AFTER RETURNING to the NFL in early 2004, Redskins coach Joe Gibbs huddled with his assistants to watch film of running back Clinton Portis, whom Denver was shopping around the league, and decide whether he was durable enough to be the centerpiece of Gibbs's ball-control offense. What the Washington coaches saw was a runner who, despite his scatback size, displayed as much punch as pizzazz. The 5'11", 212-pound Portis's Houdini-like moves up the middle were followed by Mack truck hits on would-be tacklers, and he delivered the same sort of blows when pass blocking. Soon afterward Gibbs traded Pro Bowl cornerback Champ Bailey to Denver for Portis.
Gibbs's one-back system is tailor-made for a power runner in the mold of John Riggins, who helped Gibbs win his first Super Bowl, in 1983. Though three inches shorter and some 30 pounds lighter than Riggins, Portis fits the bill. His thick, muscular calves and tree-trunk thighs are out of proportion with his upper body. "If you want to make me a scatback, get me outside and I'll turn it on for you," says Portis, 24. "If you want me to run inside, I've got the heart to go inside time after time."

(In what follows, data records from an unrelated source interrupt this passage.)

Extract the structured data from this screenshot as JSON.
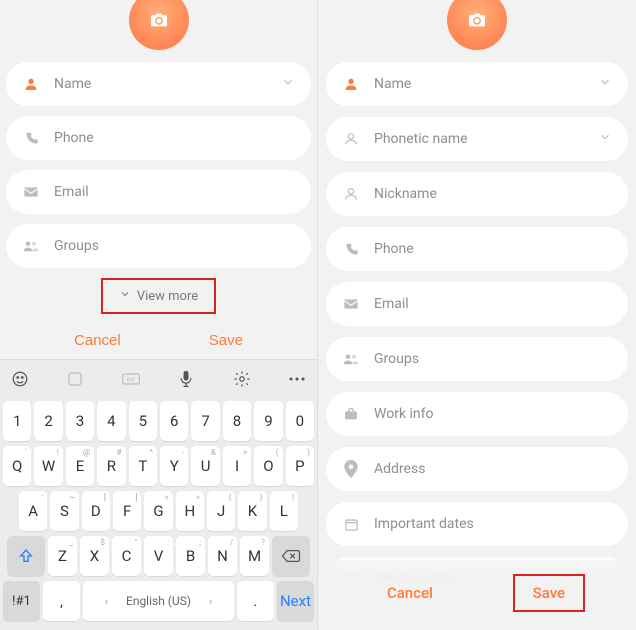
{
  "left": {
    "fields": {
      "name": "Name",
      "phone": "Phone",
      "email": "Email",
      "groups": "Groups"
    },
    "view_more": "View more",
    "actions": {
      "cancel": "Cancel",
      "save": "Save"
    },
    "keyboard": {
      "nums": [
        "1",
        "2",
        "3",
        "4",
        "5",
        "6",
        "7",
        "8",
        "9",
        "0"
      ],
      "r1": [
        "Q",
        "W",
        "E",
        "R",
        "T",
        "Y",
        "U",
        "I",
        "O",
        "P"
      ],
      "r2": [
        "A",
        "S",
        "D",
        "F",
        "G",
        "H",
        "J",
        "K",
        "L"
      ],
      "r3": [
        "Z",
        "X",
        "C",
        "V",
        "B",
        "N",
        "M"
      ],
      "space_lang": "English (US)",
      "sym": "!#1",
      "comma": ",",
      "period": ".",
      "next": "Next"
    }
  },
  "right": {
    "fields": {
      "name": "Name",
      "phonetic": "Phonetic name",
      "nickname": "Nickname",
      "phone": "Phone",
      "email": "Email",
      "groups": "Groups",
      "work": "Work info",
      "address": "Address",
      "dates": "Important dates",
      "relationships": "Relationships"
    },
    "actions": {
      "cancel": "Cancel",
      "save": "Save"
    }
  }
}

He showed his speed and power in a signature touchdown run early in the Redskins' 17-10 NFC wild-card playoff win over the Buccaneers last Saturday in Tampa. On first-and-goal at the Bucs' six-yard line, Portis darted to the left and was met at the two by safety Jermaine Phillips; Portis bowled him over and dived into the end zone for the game's first score. Otherwise, the Tampa Bay defense, the top unit in the NFL, dominated. Washington mustered only 120 yards, the lowest total by a winning team in playoff history; Portis was held to 53 yards on 16 carries. The Bucs crowded the line to stop Portis, trusting their excellent secondary to keep Pro Bowl wideout Santana Moss (two catches, 18 yards) in check.
Washington faces another formidable run defense (fifth best in the league) in Seattle this Saturday, but the Seahawks are not as packed up front as Tampa Bay. Their young, athletic defense is most concerned with preventing long passes, so the safeties stay back, leaving run-stuffing duties to a stout line anchored by masive tackle Marcus Tubbs. When the teams met on Oct. 2 in Washington, the Redskins dominated time of possession and won in overtime, 20-17, with Portis rushing 25 times for 90 yards.
Portis has been carrying much of the load for the last two months. After the Redskins dropped to 5-6, he turned up his game, gaining more than 100 yards in each of Washington's five straight wins to end the regular season. He finished with a career-high 352 carries and a franchise-record 1,516 rushing yards. "He's as tough as any of the guys we've had," says Bubba Tyer, a team trainer for 34 years. "He's as tough as Riggo."
And if the Redskins' postseason run is to continue, he'll have to be every bit as productive.